In a statement, Tom Quinlan, the acting director of the National Archive, said due to the “temporary unavailability of sufficient storage space, the archive was able to accept only a limited number of transfers of 30-year-old records”. There is no available space in the archive’s current premises on Bishop Street in Dublin and it relies on the Office of Public Works (OPW) to source temporary storage facilities for its documents when yearly releases are made. However, the OPW was unable to find temporary storage space in time for this year’s release.

National Archive

“Until such time as the OPW is able to provide the National Archive with additional storage for archives offsite in commercial storage, the institution is unfortunately unable to accept transfers of 30-year old records,” said Mr Quinlan.

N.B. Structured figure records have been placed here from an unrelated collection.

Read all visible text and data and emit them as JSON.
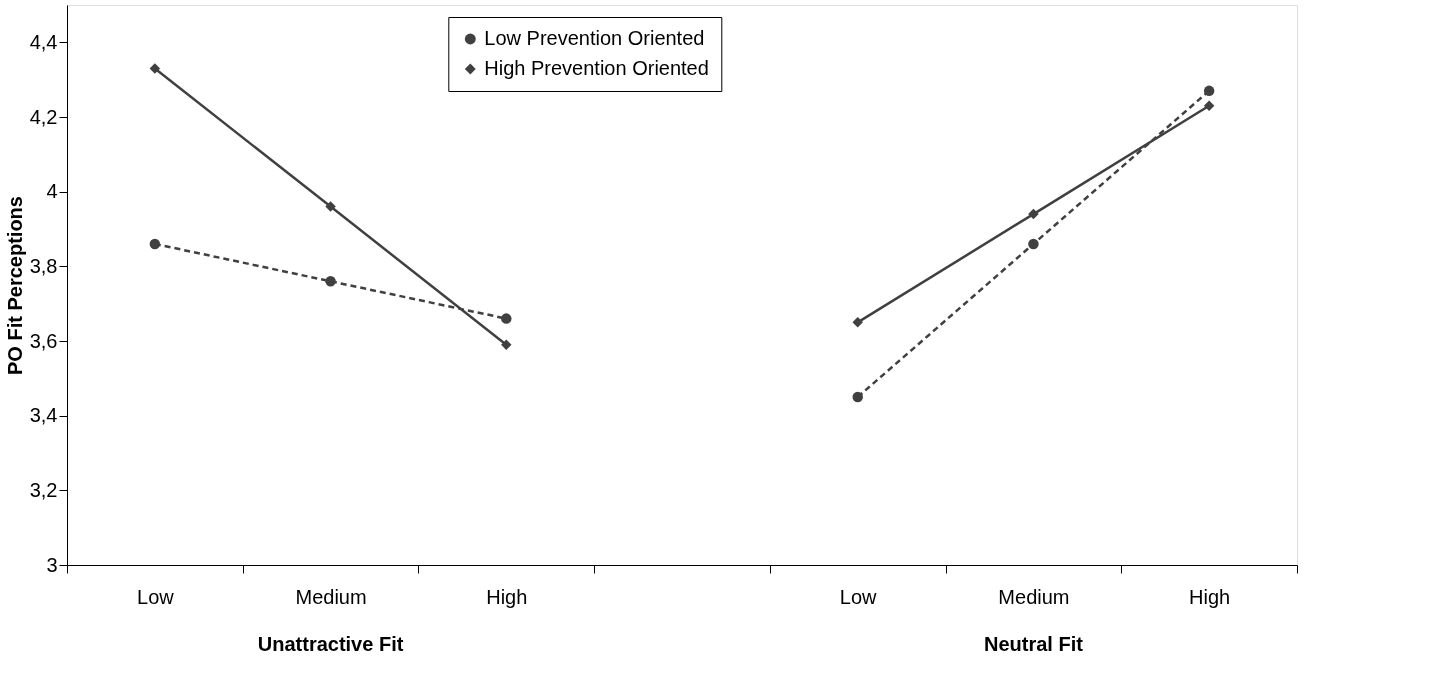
{
  "chart_data": {
    "type": "line",
    "ylabel": "PO Fit Perceptions",
    "categories": [
      "Low",
      "Medium",
      "High",
      null,
      "Low",
      "Medium",
      "High"
    ],
    "series": [
      {
        "name": "Low Prevention Oriented",
        "color": "#404040",
        "marker": "circle",
        "line_style": "dashed",
        "values": [
          3.86,
          3.76,
          3.66,
          null,
          3.45,
          3.86,
          4.27
        ]
      },
      {
        "name": "High Prevention Oriented",
        "color": "#404040",
        "marker": "diamond",
        "line_style": "solid",
        "values": [
          4.33,
          3.96,
          3.59,
          null,
          3.65,
          3.94,
          4.23
        ]
      }
    ],
    "ylim": [
      3,
      4.5
    ],
    "yticks": [
      3,
      {
        "value": 3.2,
        "label": "3,2"
      },
      {
        "value": 3.4,
        "label": "3,4"
      },
      {
        "value": 3.6,
        "label": "3,6"
      },
      {
        "value": 3.8,
        "label": "3,8"
      },
      4,
      {
        "value": 4.2,
        "label": "4,2"
      },
      {
        "value": 4.4,
        "label": "4,4"
      }
    ],
    "annotations": [
      "Unattractive Fit",
      "Neutral Fit"
    ],
    "legend": "top",
    "grid": false
  }
}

The scaling-back of transfers has been compounded by staff shortages. The Fórsa trade union, which represents archivists, has recently published a report that found that only four of 61 State departments and bodies covered by the National Archives Act are up to date with their legal obligations to transfer records.

The report also identifies major shortcomings in the digitisation of records and the development of online access.

Looming 20-year rule

“This is largely due to serious staffing and skills shortages, a problem that will be exacerbated when a commencement order is signed to implement the 20-year rule, due to replace the current 30-year arrangement. Although this will result in additional work, no extra staff have been hired.”

The report finds the archive’s staff numbers are 25 per cent below the number identified as necessary.

The National Archive Act was amended in 2018 to reflect changes in Britain where a new 20-year rule is already being phased in. That has resulted in state papers on Anglo-Irish relations from the North and London being made available years in advance of Ireland. In the new year, British papers from 1995 and 1996 will be released. Ms Hewson said that, by next year, Ireland would be lagging behind Britain by nine years with no guarantee the phasing-in of the 20-year-old rule would begin.